In deze uitspraak van de Rechtbank Amsterdam op 7 april 2023, met zaaknummer AMS 22/2456, is het beroep van eiser tegen de beëindiging van zijn Ziektewetuitkering ongegrond verklaard. Eiser, afkomstig uit Polen, had zich op 3 augustus 2020 ziekgemeld en ontving een Ziektewetuitkering. Het Uitvoeringsinstituut werknemersverzekeringen (Uwv) beëindigde deze uitkering per 16 januari 2022, na een zorgvuldige beoordeling door verzekeringsartsen en arbeidsdeskundigen. Eiser voerde aan dat het medisch onderzoek onzorgvuldig was, omdat hij niet fysiek was gezien door een verzekeringsarts. De rechtbank oordeelde echter dat het onderzoek via beeldverbinding voldoende zorgvuldig was uitgevoerd en dat de rapporten van de verzekeringsartsen aan de vereisten voldeden.
De rechtbank behandelde ook de stelling van eiser dat er een urenbeperking moest worden aangenomen. Eiser stelde dat hij slechts vier uur per dag kon werken, maar de rechtbank volgde het standpunt van het Uwv dat er geen urenbeperking kon worden aangenomen. De verzekeringsarts bezwaar en beroep had in zijn rapporten gemotiveerd dat eiser niet voldeed aan de criteria voor een urenbeperking. Daarnaast werd de berekening van het maatmanloon door eiser betwist, maar de rechtbank oordeelde dat het Uwv op basis van de arbeidsovereenkomst en loonspecificaties had gehandeld.

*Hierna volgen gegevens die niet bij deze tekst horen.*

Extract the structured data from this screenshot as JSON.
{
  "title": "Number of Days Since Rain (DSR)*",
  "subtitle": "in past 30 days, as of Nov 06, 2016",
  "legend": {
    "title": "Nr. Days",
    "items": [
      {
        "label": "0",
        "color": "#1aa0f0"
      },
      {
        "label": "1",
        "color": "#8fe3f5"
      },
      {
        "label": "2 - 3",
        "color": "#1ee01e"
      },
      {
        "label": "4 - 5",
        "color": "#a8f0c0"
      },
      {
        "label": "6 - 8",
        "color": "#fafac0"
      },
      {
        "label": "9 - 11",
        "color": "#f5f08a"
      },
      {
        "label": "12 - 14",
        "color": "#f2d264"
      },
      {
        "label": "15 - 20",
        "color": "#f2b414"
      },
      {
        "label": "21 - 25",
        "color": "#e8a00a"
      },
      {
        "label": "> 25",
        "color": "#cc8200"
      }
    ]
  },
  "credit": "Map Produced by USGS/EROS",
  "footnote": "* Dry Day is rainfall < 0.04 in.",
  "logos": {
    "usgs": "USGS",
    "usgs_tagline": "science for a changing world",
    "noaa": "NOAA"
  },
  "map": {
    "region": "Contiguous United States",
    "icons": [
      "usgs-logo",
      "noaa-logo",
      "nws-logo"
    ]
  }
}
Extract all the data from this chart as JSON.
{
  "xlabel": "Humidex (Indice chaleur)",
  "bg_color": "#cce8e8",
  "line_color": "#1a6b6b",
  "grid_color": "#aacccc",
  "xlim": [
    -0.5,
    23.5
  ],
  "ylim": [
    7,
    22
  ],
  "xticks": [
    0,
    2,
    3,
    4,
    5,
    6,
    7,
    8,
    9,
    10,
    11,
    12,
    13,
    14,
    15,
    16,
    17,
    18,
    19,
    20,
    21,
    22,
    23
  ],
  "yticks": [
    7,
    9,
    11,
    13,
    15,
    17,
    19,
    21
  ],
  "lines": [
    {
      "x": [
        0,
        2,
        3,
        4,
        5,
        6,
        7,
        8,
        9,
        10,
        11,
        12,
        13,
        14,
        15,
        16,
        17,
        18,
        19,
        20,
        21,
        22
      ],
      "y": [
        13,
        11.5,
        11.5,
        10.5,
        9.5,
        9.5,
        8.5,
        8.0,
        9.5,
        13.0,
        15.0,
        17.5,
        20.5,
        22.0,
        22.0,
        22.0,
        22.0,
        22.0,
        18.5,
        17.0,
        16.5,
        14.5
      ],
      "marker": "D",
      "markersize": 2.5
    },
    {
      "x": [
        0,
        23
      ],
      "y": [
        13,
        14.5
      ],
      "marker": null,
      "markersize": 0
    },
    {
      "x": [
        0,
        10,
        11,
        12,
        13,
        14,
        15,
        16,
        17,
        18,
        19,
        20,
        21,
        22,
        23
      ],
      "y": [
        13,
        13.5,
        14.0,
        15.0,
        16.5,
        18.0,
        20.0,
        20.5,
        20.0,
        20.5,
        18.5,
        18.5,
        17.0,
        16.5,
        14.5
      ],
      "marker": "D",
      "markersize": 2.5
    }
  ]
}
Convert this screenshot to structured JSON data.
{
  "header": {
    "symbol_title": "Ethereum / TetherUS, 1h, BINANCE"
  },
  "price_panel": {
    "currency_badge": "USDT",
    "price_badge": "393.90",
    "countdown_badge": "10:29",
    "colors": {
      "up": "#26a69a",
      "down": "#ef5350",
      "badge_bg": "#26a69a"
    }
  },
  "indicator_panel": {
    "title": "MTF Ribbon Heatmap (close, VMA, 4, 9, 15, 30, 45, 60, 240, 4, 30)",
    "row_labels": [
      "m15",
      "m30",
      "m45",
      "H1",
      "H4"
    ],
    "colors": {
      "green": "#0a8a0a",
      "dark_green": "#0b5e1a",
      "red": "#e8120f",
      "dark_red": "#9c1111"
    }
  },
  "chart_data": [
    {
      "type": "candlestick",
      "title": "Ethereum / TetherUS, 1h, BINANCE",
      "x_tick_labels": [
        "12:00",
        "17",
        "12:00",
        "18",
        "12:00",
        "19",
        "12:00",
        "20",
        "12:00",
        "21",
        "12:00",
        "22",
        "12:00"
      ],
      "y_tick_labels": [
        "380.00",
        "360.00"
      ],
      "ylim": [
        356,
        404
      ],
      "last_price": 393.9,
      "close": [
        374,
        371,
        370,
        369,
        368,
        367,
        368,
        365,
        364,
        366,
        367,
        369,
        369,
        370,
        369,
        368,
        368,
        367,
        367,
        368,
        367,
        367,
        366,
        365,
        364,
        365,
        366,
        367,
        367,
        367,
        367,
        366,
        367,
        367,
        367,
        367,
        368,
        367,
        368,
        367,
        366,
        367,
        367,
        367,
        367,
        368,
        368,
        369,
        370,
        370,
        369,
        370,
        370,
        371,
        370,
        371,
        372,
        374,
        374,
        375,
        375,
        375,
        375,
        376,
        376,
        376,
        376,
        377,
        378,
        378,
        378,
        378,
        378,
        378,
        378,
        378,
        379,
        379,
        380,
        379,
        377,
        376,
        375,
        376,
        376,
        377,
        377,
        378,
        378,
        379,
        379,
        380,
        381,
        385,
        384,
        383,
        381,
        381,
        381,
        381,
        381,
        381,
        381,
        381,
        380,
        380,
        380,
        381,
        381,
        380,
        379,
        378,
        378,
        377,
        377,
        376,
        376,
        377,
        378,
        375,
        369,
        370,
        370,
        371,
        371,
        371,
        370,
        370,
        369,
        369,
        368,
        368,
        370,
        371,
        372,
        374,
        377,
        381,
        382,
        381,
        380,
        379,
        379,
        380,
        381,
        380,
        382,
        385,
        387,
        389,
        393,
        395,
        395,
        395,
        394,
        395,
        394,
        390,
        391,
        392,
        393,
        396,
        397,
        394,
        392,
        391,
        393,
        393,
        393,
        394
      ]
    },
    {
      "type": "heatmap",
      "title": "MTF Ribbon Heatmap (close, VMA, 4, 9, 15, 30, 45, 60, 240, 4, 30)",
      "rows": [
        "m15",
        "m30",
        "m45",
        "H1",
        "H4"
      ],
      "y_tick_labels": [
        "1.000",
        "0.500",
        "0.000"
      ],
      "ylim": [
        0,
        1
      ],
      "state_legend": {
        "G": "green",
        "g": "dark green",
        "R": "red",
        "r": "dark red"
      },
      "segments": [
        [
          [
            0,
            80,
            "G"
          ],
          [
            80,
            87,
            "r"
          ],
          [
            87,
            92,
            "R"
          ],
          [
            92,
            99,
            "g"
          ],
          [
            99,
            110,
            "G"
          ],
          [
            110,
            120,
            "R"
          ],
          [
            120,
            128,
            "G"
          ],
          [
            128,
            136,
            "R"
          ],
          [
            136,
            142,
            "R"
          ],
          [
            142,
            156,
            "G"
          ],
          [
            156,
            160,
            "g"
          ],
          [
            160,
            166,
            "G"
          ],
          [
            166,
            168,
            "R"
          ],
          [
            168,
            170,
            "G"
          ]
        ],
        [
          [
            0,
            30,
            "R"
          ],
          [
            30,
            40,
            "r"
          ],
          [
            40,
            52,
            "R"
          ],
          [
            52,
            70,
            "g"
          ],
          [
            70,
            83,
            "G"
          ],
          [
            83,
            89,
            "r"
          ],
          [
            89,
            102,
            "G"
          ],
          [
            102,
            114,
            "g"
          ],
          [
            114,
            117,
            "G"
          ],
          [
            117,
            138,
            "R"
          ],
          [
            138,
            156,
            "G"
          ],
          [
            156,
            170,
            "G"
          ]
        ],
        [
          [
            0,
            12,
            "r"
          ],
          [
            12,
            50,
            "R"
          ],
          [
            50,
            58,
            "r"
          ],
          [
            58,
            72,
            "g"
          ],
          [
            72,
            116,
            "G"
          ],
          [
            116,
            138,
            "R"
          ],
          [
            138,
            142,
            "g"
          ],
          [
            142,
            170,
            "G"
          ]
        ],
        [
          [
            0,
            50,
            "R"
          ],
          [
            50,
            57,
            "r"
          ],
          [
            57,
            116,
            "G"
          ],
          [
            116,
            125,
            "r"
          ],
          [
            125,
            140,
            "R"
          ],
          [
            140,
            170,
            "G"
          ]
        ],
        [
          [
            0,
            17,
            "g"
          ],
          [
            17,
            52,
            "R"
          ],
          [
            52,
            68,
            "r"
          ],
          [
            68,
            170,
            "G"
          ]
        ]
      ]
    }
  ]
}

Uiteindelijk concludeerde de rechtbank dat eiser geen recht had op een ziekengelduitkering, omdat hij meer dan 65% van het maatmaninkomen kon verdienen met de geselecteerde functies. De uitspraak werd gedaan door mr. J.F. Kuiken, in aanwezigheid van mr. A. Vijn, griffier, en is openbaar uitgesproken op 7 april 2023.